We catch up with SpongeGoth Squareass Peter as he learns the ways of being invisible from his newfound Scottish buddy. The Scotsman, long since jaded and having lost all faith in humanity after reading a few scripts ahead tries to convince Peter to drop all his connections to his friends as they’re just deadweight holding him down. Peter is resistant of course, like any good protagonist should be. It’s not until Groundskeeper Willy tosses him off the roof of a building that we discover Peter has retained the abilities he copied from others. Apparently it wasn’t temporary only. Then he wigs out and thinks he’s going nuclear only to be dropped like a girl scout by Willy with a well placed right hook.
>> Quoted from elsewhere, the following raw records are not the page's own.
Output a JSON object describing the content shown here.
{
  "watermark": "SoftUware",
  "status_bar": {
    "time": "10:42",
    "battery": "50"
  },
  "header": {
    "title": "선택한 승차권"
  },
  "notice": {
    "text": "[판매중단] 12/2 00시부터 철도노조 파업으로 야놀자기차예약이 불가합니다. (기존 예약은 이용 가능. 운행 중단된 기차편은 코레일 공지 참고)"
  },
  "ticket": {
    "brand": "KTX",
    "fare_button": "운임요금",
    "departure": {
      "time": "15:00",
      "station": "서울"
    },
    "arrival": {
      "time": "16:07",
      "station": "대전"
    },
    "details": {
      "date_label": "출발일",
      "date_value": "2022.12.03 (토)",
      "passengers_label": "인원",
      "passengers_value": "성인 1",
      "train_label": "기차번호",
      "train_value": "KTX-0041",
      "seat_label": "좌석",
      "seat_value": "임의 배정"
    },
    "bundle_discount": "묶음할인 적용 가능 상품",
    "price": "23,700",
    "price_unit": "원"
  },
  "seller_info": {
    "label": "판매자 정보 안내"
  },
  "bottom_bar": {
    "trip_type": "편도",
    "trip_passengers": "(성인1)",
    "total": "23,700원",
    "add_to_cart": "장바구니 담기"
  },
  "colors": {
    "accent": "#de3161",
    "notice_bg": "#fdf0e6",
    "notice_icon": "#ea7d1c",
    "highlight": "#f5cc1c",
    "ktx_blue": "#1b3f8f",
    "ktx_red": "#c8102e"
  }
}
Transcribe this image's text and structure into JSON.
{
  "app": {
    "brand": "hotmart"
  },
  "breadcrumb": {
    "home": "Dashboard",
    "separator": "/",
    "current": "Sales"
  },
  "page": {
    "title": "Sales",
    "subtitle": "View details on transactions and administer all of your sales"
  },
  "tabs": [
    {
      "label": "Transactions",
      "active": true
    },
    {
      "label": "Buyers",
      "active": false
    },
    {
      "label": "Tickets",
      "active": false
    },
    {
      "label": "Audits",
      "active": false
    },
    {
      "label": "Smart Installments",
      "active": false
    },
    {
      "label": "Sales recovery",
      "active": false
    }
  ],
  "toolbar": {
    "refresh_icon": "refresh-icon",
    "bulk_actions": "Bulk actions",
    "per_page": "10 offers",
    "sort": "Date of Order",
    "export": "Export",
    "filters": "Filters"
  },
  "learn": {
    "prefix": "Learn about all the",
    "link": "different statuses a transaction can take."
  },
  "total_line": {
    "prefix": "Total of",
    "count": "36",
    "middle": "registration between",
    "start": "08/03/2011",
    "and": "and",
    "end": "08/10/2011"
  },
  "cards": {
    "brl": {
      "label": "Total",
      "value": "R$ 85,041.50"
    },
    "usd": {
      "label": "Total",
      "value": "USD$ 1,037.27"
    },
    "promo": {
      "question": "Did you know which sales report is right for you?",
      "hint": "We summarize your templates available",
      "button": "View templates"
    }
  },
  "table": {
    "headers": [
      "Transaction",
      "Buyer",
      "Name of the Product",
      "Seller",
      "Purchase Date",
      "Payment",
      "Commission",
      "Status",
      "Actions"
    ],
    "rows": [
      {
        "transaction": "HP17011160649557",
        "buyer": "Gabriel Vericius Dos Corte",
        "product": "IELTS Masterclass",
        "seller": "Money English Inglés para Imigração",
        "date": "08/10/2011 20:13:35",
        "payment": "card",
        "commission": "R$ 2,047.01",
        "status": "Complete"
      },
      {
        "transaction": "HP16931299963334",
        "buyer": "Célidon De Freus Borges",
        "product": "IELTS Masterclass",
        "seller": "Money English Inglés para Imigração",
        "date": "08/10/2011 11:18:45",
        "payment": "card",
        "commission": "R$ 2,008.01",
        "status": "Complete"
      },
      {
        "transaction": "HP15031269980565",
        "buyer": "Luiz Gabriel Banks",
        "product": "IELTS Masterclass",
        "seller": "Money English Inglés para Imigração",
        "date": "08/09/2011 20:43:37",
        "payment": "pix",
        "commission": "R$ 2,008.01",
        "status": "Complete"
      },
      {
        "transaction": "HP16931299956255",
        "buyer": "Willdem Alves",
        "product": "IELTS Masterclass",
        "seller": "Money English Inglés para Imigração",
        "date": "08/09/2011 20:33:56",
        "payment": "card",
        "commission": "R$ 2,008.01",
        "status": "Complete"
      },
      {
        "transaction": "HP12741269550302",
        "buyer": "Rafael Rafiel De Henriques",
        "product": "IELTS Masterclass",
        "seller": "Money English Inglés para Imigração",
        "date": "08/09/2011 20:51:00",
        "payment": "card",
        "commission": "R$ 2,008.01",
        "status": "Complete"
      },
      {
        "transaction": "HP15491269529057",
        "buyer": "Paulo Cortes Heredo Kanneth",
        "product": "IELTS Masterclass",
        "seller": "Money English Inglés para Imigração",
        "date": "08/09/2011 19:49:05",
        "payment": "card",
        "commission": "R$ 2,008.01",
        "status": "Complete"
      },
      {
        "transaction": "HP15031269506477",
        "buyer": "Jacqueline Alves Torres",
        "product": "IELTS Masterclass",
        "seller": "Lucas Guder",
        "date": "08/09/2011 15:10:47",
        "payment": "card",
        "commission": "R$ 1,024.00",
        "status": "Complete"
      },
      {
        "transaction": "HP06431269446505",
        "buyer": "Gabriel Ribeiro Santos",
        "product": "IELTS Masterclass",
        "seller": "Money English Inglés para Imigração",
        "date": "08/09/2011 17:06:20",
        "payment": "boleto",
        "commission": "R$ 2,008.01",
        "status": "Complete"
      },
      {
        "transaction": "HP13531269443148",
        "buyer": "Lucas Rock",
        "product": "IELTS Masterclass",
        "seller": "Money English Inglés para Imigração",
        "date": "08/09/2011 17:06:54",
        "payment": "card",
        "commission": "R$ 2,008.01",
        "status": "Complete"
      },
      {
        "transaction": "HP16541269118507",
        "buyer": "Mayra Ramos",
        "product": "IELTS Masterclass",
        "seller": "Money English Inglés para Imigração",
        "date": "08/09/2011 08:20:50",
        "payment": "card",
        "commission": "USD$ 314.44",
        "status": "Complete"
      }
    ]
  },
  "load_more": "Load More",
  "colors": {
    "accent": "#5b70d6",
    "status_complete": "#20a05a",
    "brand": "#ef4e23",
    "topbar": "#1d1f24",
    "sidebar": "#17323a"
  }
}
Damn son, you been knocked the fuck out!
Elsewhere in the world of Heroes it seems Nikki is resigned to a life behind bars but then she’s mysteriously released by some fat white guy we’ve never met. Marlon Brando was unavailable for comment. We think for a moment that her alter-ego might be contained but hah, of course it isn’t. Instead it’s imprisoned her and has taken over again. So in other words this at-one-time interesting storyline continues to falter and bore going making donuts in this proverbial parking lot of a show.
So where do we stand? Isaac, the prophetic painter is slowly hooking up with Peter’s girlfriend. Peter is being a whiny, sniveling bitch and Claire is setting herself up for a showdown with Sylar, as he undoubtedly will kill her birth mom within a few weeks. Nikki’s spinning her wheels and Hiro really hasn’t made any progress this week. Oh, but remember the list? That very, very important list. Are you on the list?, the show asked. Well, seeing as they didn’t really broach that subject this week I guess we’ll have to wait and see. As usual. Unless it’s a list of people who aren’t buying into the pretentious mockery of interesting television, which if it is then Captain Obvious is number one with a bullet.

Station:
I swear to the gods the writers of Battlestar are trying to lose me as a fan. Maybe it’s my bloodthirsty, masculine warrior side that is crying out for stuff blowing up or maybe it’s my dainty, feminine side wishing beautiful, stylish things would explode. Either way I settled in for this week knowing full well there wouldn’t be a ton of action but little did I know I was being set up to watch As The Galaxy Turns starring the Adamas and some random womens.
Lee rises, no pun intended, and screams out to the desert night that he loves Kara and doesn’t care who frakking knows. He won’t stop til Kara does the same so she reciprocates, saying she loves Lee. This was truly the gayest moment shared by two straight actors in the history of television and my vote for the precise moment this show jumped the shark.
Hell motherfuckin yeah, I thought. Scrubs is back!
Knock knock. Oh fuck it, Ten Items Or Less is coming in and it doesn’t matter if you want them here or not, they’re here and they’re not funny and I just wish to fucking christ they’d go away.